Experiments are limited to ViT-L scale VFMs; the stitchability of larger models (e.g., ViT-G) or architecturally distinct VFMs remains to be verified.
The FFM stage requires forward passes through VFMs on unlabeled data, which may incur non-trivial computational cost for very large models.
Future work could explore adaptive stitching point selection (rather than manual specification) and tree designs involving more than two VFMs.
FFM loss is label-free but still requires training on in-domain data; its effectiveness in zero-shot settings remains unknown.

vs.
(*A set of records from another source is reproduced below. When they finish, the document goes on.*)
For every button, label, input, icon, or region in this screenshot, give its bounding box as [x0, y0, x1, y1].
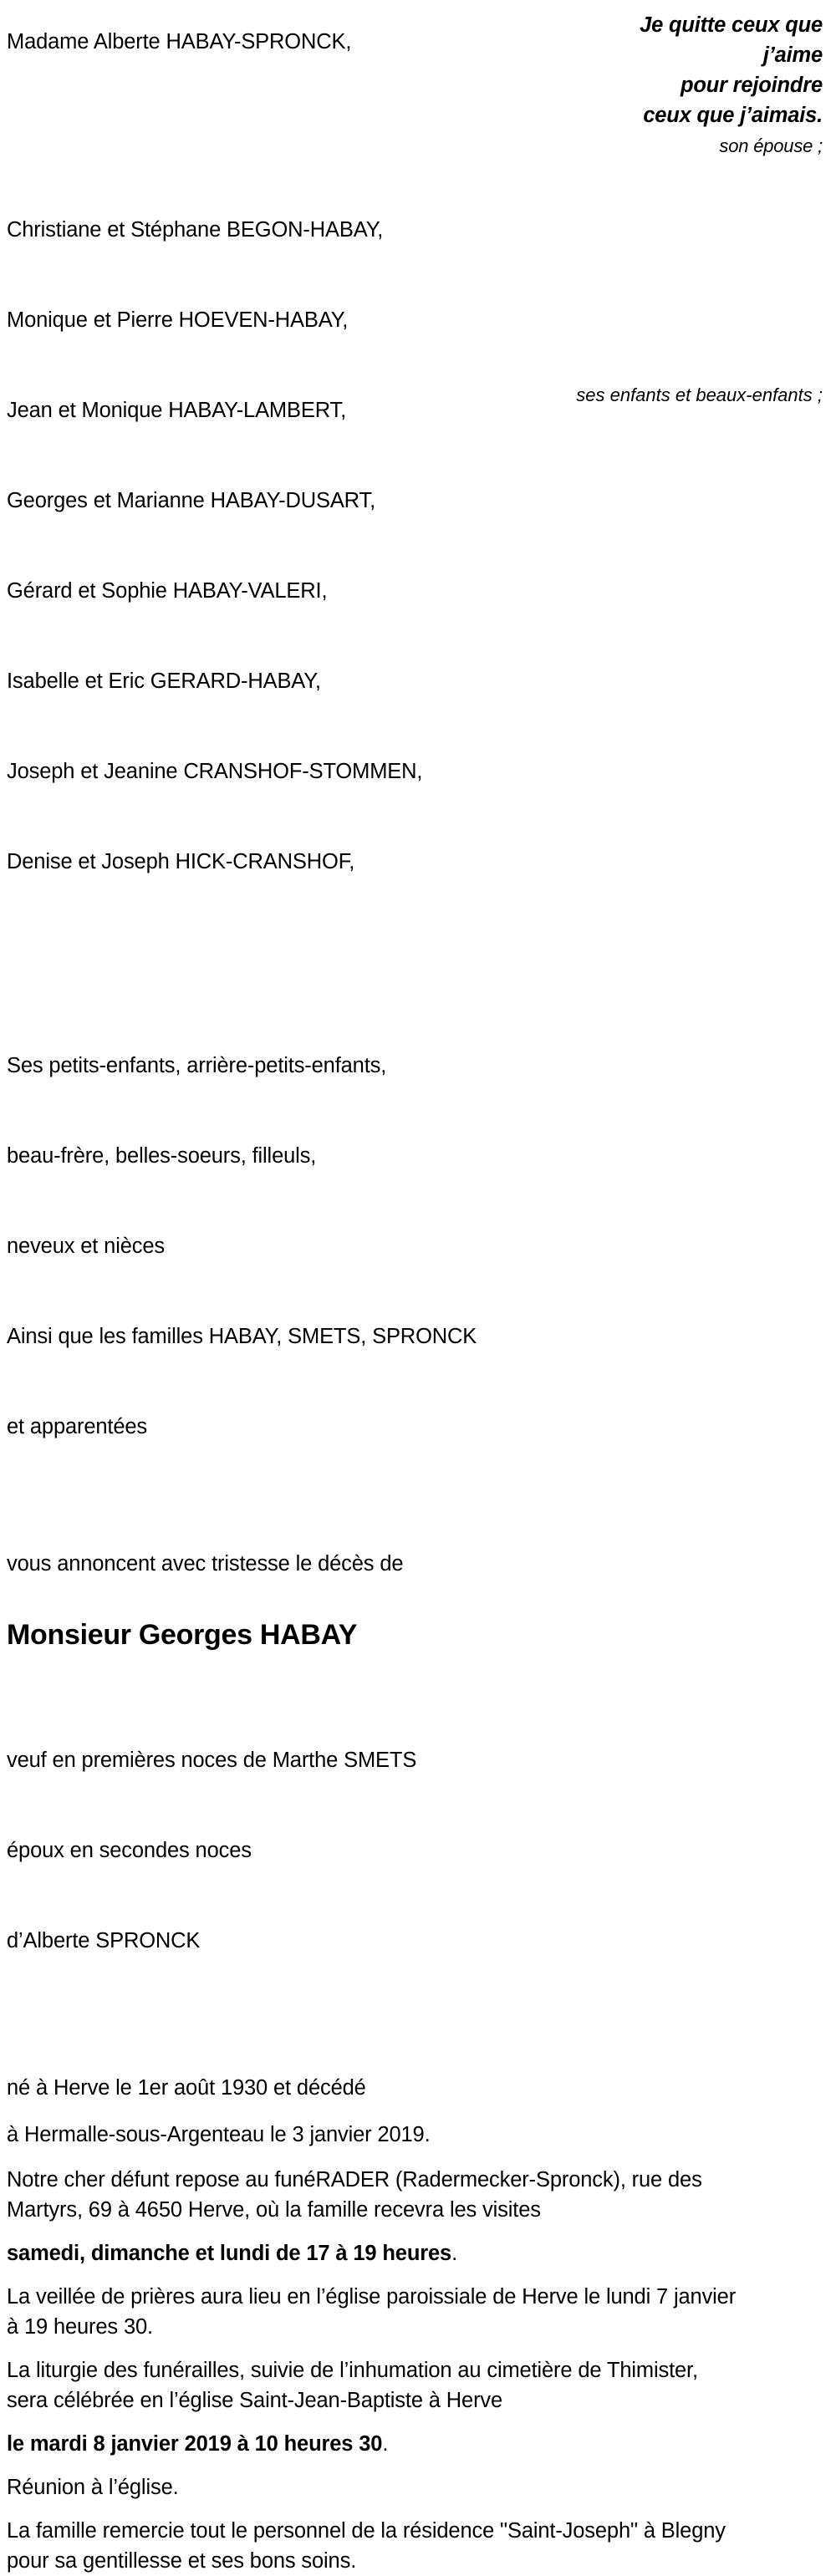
- ceremony-datetime-period: .: [382, 2432, 389, 2456]
- role-note-spouse: son épouse ;: [719, 135, 823, 156]
- birth-line: né à Herve le 1er août 1930 et décédé: [7, 2076, 366, 2100]
- liturgy-paragraph: La liturgie des funérailles, suivie de l’inhumation au cimetière de Thimister, sera célébrée en l’église Saint-Jean-Baptiste à Herve: [7, 2359, 698, 2412]
- list-item: Ainsi que les familles HABAY, SMETS, SPRONCK: [7, 1325, 477, 1348]
- list-item: Denise et Joseph HICK-CRANSHOF,: [7, 850, 355, 873]
- list-item: Monique et Pierre HOEVEN-HABAY,: [7, 308, 349, 332]
- gathering-paragraph: Réunion à l’église.: [7, 2476, 179, 2499]
- marital-line: époux en secondes noces: [7, 1839, 252, 1862]
- announcer-spouse-line: Madame Alberte HABAY-SPRONCK,: [7, 30, 352, 53]
- visiting-hours-period: .: [451, 2242, 458, 2265]
- ceremony-datetime-bold: le mardi 8 janvier 2019 à 10 heures 30: [7, 2432, 383, 2456]
- list-item: Christiane et Stéphane BEGON-HABAY,: [7, 218, 384, 242]
- epitaph-line-1: Je quitte ceux que: [640, 13, 823, 37]
- thanks-paragraph: La famille remercie tout le personnel de la résidence "Saint-Joseph" à Blegny pour sa gentillesse et ses bons soins.: [7, 2519, 726, 2573]
- announcer-children-list: [7, 155, 742, 937]
- vigil-paragraph: La veillée de prières aura lieu en l’église paroissiale de Herve le lundi 7 janvier à 19 heures 30.: [7, 2285, 737, 2339]
- list-item: Ses petits-enfants, arrière-petits-enfants,: [7, 1054, 387, 1077]
- marital-line: veuf en premières noces de Marthe SMETS: [7, 1749, 417, 1772]
- epitaph-line-2: j’aime: [762, 43, 823, 67]
- epitaph-line-4: ceux que j’aimais.: [643, 104, 823, 127]
- visiting-hours-paragraph: [7, 2238, 742, 2268]
- marital-line: d’Alberte SPRONCK: [7, 1929, 201, 1952]
- list-item: beau-frère, belles-soeurs, filleuls,: [7, 1144, 317, 1168]
- ceremony-datetime-paragraph: [7, 2429, 742, 2459]
- list-item: Jean et Monique HABAY-LAMBERT,: [7, 399, 347, 422]
- list-item: Gérard et Sophie HABAY-VALERI,: [7, 579, 328, 603]
- role-note-children-text: ses enfants et beaux-enfants ;: [576, 384, 823, 405]
- list-item: Joseph et Jeanine CRANSHOF-STOMMEN,: [7, 760, 423, 783]
- visiting-hours-bold: samedi, dimanche et lundi de 17 à 19 heures: [7, 2242, 452, 2265]
- repose-paragraph: Notre cher défunt repose au funéRADER (Radermecker-Spronck), rue des Martyrs, 69 à 4650 Herve, où la famille recevra les visites: [7, 2168, 702, 2222]
- marital-status-block: [7, 1685, 742, 2016]
- deceased-name: Monsieur Georges HABAY: [7, 1619, 358, 1651]
- announcement-body: [7, 0, 742, 2576]
- announce-phrase: vous annoncent avec tristesse le décès de: [7, 1552, 404, 1576]
- list-item: Isabelle et Eric GERARD-HABAY,: [7, 669, 321, 693]
- list-item: et apparentées: [7, 1415, 148, 1438]
- announcer-relatives-list: [7, 990, 742, 1502]
- epitaph-line-3: pour rejoindre: [680, 74, 823, 97]
- list-item: Georges et Marianne HABAY-DUSART,: [7, 489, 376, 512]
- list-item: neveux et nièces: [7, 1235, 165, 1258]
- death-line: à Hermalle-sous-Argenteau le 3 janvier 2019.: [7, 2123, 431, 2146]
SN-Net [35]: SN-Net explicitly designs stitchability during training for model compression; this paper performs post-hoc stitching of independently trained heterogeneous VFMs — an entirely different setting.
vs. [2] (Bansal et al.): The original stitching work identifies stitchability for same-dataset, same-architecture models (the Anna Karenina hypothesis); this paper extends the analysis to VFMs with heterogeneous data, objectives, and modalities, finding that naive methods fail but tailored methods succeed.
vs. [7] (Collins et al.): That work argues TLT is superior to LFM; this paper finds both are problematic on VFMs, and FFM serves as a more effective alternative.

Rating¶

Novelty: ⭐⭐⭐⭐ — FFM and the two-stage scheme are concise yet effective; the VST application is novel; overall, the contribution lies primarily in careful engineering.
Experimental Thoroughness: ⭐⭐⭐⭐⭐ — Systematic validation across multiple VFM pairs, datasets, tasks, and stitching layer types; the self-stitch controlled experiment is elegantly designed.
Writing Quality: ⭐⭐⭐⭐⭐ — Logical flow progresses clearly from diagnosis to prescription to application; an exemplary research paper structure.
Value: ⭐⭐⭐⭐ — Makes important contributions to understanding VFM representational compatibility; VST offers a practical solution for multi-VFM deployment.